Trust account shortfalls can arise if the deposit amount held in trust is less than the commission owed — for instance, where a partial deposit was taken or where the deposit was released to the seller’s solicitor during the contract period. In those circumstances, the commission must be funded from the PEXA settlement proceeds, which requires the seller’s solicitor to set up an additional payment direction. Confirm this is in place before settlement day, not on it.
What This Means for Queensland Agents
Understanding how Queensland real estate agents get paid commission is not an administrative exercise — it is a direct protection for your income.

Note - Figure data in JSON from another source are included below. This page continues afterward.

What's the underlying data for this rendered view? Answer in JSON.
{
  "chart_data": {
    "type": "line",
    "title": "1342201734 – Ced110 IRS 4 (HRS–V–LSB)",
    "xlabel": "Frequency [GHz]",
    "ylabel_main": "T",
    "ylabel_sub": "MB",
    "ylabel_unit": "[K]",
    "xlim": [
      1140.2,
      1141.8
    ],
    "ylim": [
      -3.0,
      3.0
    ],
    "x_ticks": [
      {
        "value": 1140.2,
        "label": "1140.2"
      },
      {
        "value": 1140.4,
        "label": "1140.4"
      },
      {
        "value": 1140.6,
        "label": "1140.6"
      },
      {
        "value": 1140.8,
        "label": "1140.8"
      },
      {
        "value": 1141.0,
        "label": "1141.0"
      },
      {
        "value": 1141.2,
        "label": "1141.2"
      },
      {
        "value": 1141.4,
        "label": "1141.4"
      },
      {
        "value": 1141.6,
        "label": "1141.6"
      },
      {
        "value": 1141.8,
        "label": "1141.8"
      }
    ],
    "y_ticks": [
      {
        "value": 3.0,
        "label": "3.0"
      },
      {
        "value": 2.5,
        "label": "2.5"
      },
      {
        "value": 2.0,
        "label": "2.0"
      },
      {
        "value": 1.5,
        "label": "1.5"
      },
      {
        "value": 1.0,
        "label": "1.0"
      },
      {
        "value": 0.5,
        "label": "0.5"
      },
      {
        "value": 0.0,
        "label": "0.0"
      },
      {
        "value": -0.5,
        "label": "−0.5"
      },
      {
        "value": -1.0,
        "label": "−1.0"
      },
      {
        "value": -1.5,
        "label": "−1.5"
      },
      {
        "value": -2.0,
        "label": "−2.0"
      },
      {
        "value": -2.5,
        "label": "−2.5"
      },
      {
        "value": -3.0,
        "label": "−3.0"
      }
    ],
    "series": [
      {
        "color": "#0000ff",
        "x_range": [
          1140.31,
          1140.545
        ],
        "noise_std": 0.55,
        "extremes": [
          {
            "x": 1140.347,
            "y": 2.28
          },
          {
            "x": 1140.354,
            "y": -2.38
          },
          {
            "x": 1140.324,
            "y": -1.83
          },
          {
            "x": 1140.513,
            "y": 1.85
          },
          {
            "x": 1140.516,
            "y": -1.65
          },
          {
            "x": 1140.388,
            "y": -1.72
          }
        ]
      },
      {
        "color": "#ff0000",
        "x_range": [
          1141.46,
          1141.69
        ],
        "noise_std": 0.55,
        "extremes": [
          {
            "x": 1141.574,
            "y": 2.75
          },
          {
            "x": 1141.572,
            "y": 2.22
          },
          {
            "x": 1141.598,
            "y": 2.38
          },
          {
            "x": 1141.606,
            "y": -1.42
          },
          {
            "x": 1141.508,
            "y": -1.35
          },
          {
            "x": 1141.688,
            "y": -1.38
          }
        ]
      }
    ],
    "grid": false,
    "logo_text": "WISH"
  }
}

Review your Form 6 on every listing. Know whether the commission trigger is settlement or unconditional contract. If your Form 6 template defaults to settlement payment, that is what will happen — do not expect early payment simply because the contract has gone unconditional.
Issue your commission invoice early. Waiting until the morning of settlement to send an invoice to a solicitor is how disbursements get missed or deferred to post-settlement manual processing. Five business days before settlement is the minimum. Ten is better.
Confirm your bank details are correct and on file with the seller’s solicitor. PEXA’s payment direction system is automatic once set up — but it can only be set up with the correct account details. A single digit error means the funds go nowhere or go to the wrong place.
Know your options if a seller disputes. A valid Form 6, a settled transaction, and documented effective cause establish the legal right to commission. QCAT minor debt jurisdiction is accessible and relatively low-cost for amounts up to $25,000. For amounts above that threshold, the Magistrates Court and District Court are the appropriate forums. A formal demand letter before filing resolves the majority of legitimate disputes without tribunal involvement.
Do not confuse an unconditional contract with cash in hand. The unconditional trigger is legally significant — it crystallises the entitlement and removes the risk of conditions failure — but under standard QLD residential contract terms, the money does not move until the keys do.
Over 99% of conveyancing transactions across Queensland now use PEXA, which means settlement day itself is fast, digital, and well-tracked. The risk to your commission is almost never in the settlement mechanics — it is in the documentation and communication in the weeks before settlement day. Control what you can control, and the commission pathway from contract to cleared funds is straightforward.